I couldn’t make a gate inside the car, but I could build it around myself, and I did. Between one breath and the next, I was on the hood of the truck. I snared one hand on the rim of the windshield wiper well and pulled the Eagle with the other. I felt exhilaration as the wind hit me, as I saw a glimpse of a pale face and silver hair behind the glass, and most of all as I started to pull the trigger. The feeling didn’t disappear as the truck slid in a circle to leave the road, and I slid myself. I lost my grip and flew through the air. It could’ve been nasty, that fall.

Jack and Jill went up the hill… Weren’t things broken when they came back down?

But I wasn’t Jack. I wasn’t going to break. The truck had braked next to a creek bank, the creek rocky and ten feet down. I tumbled through the air toward it and into the second gate I’d made in three seconds. Passing through, I came out on the other side standing in knee-high water. I was about to go through the third gate and back up when the fight came to me.

There was a willow-type tree lining the banks of a creek, many of them, but they were wispy like feathers and didn’t block much of my view. I saw the back of the truck burst open, but it wasn’t Suyolak who came out. He must’ve been still trapped in the coffin-one for the home team. The driver, being sapped of life, was still enough of an expert in folklore to know Suyolak could have the cure for his wife, but he could also be the death of the husband if he escaped before the truck made it home. He hadn’t opened the coffin. How he planned to negotiate with Suyolak and depend on the bastard to keep his word was his business. Or an impossible dream, because we weren’t going to let it happen, no matter the flood of night that poured out of the truck when the doors opened.

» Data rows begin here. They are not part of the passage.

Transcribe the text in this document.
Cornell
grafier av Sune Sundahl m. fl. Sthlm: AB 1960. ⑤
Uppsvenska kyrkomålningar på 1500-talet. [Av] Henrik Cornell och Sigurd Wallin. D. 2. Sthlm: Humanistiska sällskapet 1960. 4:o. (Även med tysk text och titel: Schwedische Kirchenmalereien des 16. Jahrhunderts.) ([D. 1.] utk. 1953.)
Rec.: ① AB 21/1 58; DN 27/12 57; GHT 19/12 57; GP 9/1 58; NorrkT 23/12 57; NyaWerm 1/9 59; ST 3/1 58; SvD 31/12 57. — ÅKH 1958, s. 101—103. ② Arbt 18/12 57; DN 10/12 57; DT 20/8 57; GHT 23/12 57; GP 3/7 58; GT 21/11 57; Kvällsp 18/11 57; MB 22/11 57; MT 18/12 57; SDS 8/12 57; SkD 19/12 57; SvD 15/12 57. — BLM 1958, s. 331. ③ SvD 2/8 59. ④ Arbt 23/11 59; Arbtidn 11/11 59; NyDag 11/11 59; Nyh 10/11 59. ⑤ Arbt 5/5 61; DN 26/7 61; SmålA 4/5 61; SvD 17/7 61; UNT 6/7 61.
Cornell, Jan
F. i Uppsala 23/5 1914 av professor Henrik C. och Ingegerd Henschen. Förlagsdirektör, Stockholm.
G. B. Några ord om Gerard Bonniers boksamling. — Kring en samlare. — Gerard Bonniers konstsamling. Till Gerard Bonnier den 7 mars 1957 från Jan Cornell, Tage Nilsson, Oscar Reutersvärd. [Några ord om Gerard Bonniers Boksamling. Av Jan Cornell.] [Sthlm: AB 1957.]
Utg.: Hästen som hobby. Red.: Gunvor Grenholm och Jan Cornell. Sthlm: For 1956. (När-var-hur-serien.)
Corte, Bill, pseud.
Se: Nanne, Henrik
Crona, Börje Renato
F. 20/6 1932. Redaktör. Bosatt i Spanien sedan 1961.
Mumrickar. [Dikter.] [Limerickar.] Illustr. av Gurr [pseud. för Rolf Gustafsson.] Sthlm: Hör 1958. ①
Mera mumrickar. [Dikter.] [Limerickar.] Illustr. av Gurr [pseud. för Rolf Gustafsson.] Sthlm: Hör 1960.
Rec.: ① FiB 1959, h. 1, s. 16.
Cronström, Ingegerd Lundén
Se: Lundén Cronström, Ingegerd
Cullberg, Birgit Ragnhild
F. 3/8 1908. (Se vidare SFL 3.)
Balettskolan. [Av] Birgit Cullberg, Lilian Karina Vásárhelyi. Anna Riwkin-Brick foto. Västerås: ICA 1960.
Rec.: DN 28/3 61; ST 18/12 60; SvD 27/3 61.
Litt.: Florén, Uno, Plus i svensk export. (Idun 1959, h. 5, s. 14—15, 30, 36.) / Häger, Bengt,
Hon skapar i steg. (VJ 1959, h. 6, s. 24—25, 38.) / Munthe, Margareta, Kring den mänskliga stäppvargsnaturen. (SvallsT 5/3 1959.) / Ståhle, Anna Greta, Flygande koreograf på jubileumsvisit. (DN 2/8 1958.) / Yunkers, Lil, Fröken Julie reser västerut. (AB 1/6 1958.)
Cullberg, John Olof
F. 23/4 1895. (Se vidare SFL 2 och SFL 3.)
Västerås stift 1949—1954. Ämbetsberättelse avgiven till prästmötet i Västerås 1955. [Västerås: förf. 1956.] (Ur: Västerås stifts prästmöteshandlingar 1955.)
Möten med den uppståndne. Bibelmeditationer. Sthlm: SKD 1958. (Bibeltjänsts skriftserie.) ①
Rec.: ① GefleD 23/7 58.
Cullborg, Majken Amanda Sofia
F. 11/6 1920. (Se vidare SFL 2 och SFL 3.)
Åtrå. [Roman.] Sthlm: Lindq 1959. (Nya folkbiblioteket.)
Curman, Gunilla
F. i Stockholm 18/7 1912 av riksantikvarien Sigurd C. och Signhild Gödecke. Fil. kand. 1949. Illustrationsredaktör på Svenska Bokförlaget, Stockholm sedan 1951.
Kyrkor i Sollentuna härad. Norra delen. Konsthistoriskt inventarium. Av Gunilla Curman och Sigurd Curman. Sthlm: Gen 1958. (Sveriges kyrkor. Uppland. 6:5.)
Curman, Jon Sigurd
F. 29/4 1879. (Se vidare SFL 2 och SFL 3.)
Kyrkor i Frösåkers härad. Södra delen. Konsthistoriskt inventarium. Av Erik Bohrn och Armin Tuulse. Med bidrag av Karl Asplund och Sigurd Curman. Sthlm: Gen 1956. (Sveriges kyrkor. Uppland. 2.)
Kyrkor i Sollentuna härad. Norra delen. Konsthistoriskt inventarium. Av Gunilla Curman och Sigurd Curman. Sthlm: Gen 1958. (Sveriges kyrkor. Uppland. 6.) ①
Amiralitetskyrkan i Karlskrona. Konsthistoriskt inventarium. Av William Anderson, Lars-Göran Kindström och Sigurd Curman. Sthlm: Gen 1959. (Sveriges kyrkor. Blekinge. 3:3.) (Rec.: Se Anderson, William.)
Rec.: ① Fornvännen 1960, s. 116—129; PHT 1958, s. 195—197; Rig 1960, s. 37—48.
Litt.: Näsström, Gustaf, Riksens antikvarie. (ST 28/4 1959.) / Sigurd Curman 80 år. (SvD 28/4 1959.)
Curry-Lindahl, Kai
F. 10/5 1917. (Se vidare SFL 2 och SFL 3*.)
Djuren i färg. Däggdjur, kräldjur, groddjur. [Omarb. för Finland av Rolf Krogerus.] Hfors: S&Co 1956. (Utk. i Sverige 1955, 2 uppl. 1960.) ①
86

I still didn’t know what they were. They were as big as werewolves and somewhat similarly shaped, but sharper, leaner, with muzzles as pointed as the end of a sword. They were like foxes… if foxes were bigger than Great Danes, black as crows plucking at the eyes of a dead man, and their own eyes-gray. They were gray like mine and Niko’s, only paler, but I wasn’t in the mood to claim them as kissing cousins.

They slithered out of the truck in waves. I didn’t know how many of them managed to fit in there, but they were emaciated, as if they’d run a long way. The truck started moving again while they were still coming out, its tires spinning, churning dirt and grass. It was out of sight in seconds, the same amount of time it took for the creatures, a tsunami of shadows, to cover Niko’s replacement car. Several split off from the pack to come for me, vaulting through the trees and down the embankment with a speed that said they weren’t only starved; they were ravenous.

Goddamn, this was going to be fun.

They were almost beautiful in their own way. A lot of things that could kill you were. It didn’t stop me from shooting the first two in the head, then ripping space and appearing behind them to shoot two more. The four remaining ones hit the water, turned, and leaped back toward me. They weren’t cowed by the deaths of three of their own or the one still thrashing in its death throes. They came for me so quickly that I didn’t see the surface of the water ripple under their paws. Their bones showed under their black coats, but it didn’t mean they were weak. Water didn’t curve under them and my eyes could barely follow them-hardly frail; the opposite in fact. Did that make it less fun? Hell, no.